On June 18, 2008, approximately 1330 central daylight time, a Grumman-Schweizer G-164B, N6601Q. registered to and operated by Kin-Co Ag Aviation, Inc., and piloted by a commercial pilot, was destroyed when it impacted terrain during an uncontrolled descent near O'Kean, Arkansas. Visual meteorological conditions prevailed at the time of the accident. The aerial application flight was being conducted under the provisions of Title 14 Code of Federal Regulations (CFR) Part 137 without a flight plan. The pilot, the sole occupant on board, was seriously injured. The local flight originated from a private airstrip in Beech Grove, Arkansas, approximately 1328.

The pilot said he was carrying a full load of fertilizer and fuel. He started a turn after making his last aerial application pass. As he rolled out of the turn, "the [control] stick was pulled straight to the dash and I could not pull it back." The airplane "tipped" on its nose and "headed straight for the ground. Before I hit the ground, I could not pull the [control] stick away from the dash. The next thing I remember [was] walking away from the burning aircraft."

Witnesses said the airplane was in a steep right turn after making an aerial application pass when it "nosed straight in."

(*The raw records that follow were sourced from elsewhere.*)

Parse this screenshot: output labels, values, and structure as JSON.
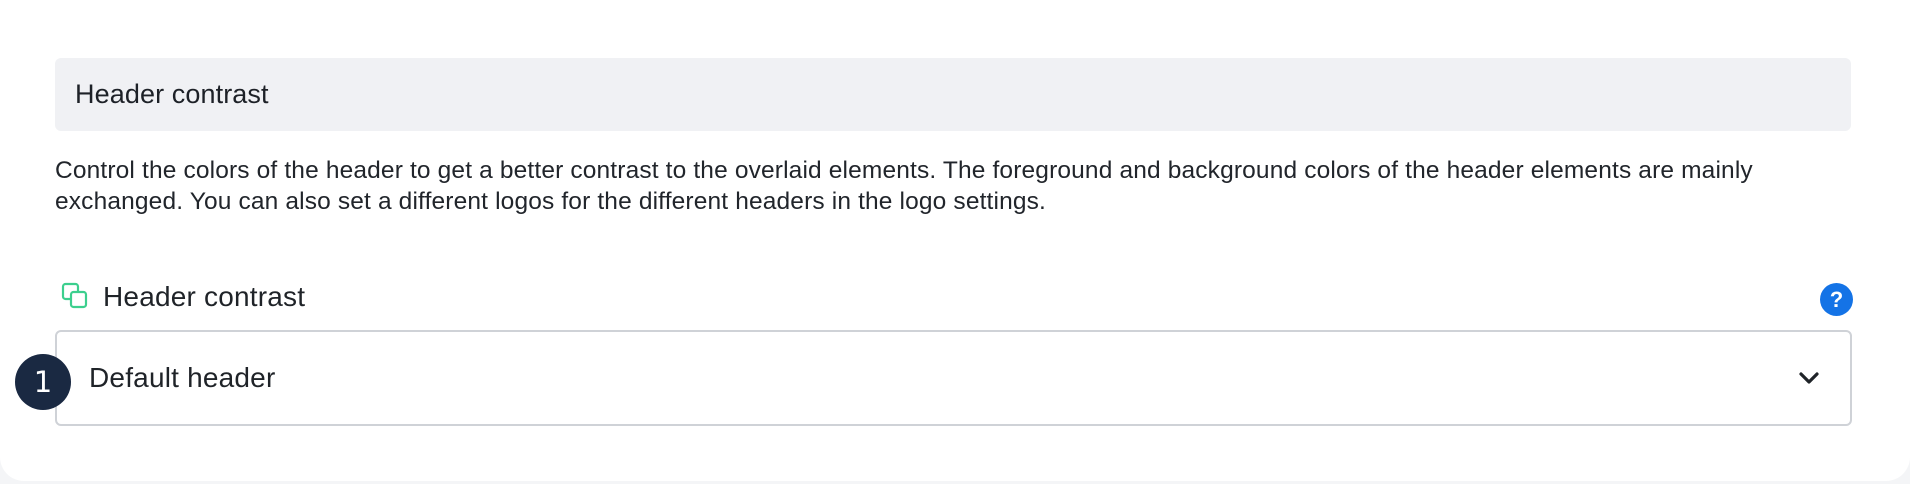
{
  "section": {
    "title": "Header contrast",
    "description": "Control the colors of the header to get a better contrast to the overlaid elements. The foreground and background colors of the header elements are mainly exchanged. You can also set a different logos for the different headers in the logo settings."
  },
  "field": {
    "label": "Header contrast",
    "label_icon": "copy-layers-icon",
    "help_icon": "question-icon",
    "help_text": "?",
    "select_value": "Default header",
    "dropdown_icon": "chevron-down-icon"
  },
  "badge": {
    "number": "1"
  },
  "colors": {
    "section_header_bg": "#f0f1f4",
    "accent_green": "#3ccf8e",
    "help_blue": "#1473e6",
    "badge_navy": "#1a2942",
    "border": "#cfd2d7"
  }
}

FAA inspectors who went to the accident site originally thought they had found evidence of a propeller blade failure. A portion of the propeller shank was found some distance from where the airplane struck the ground. Hartzell Propellers was asked to examine the propeller assembly. Hartzell reported, "Impact damage to the butt end of the fractured blades is a clear indication that both blades were intact at the time of impact. There were no discrepancies noted that would preclude normal operation. All damage was consistent with impact damage."

NTSB Probable Cause

An inadvertent accelerated stall. Contributing factors in this accident were the low airspeed, steep angle of bank, and heavy weight.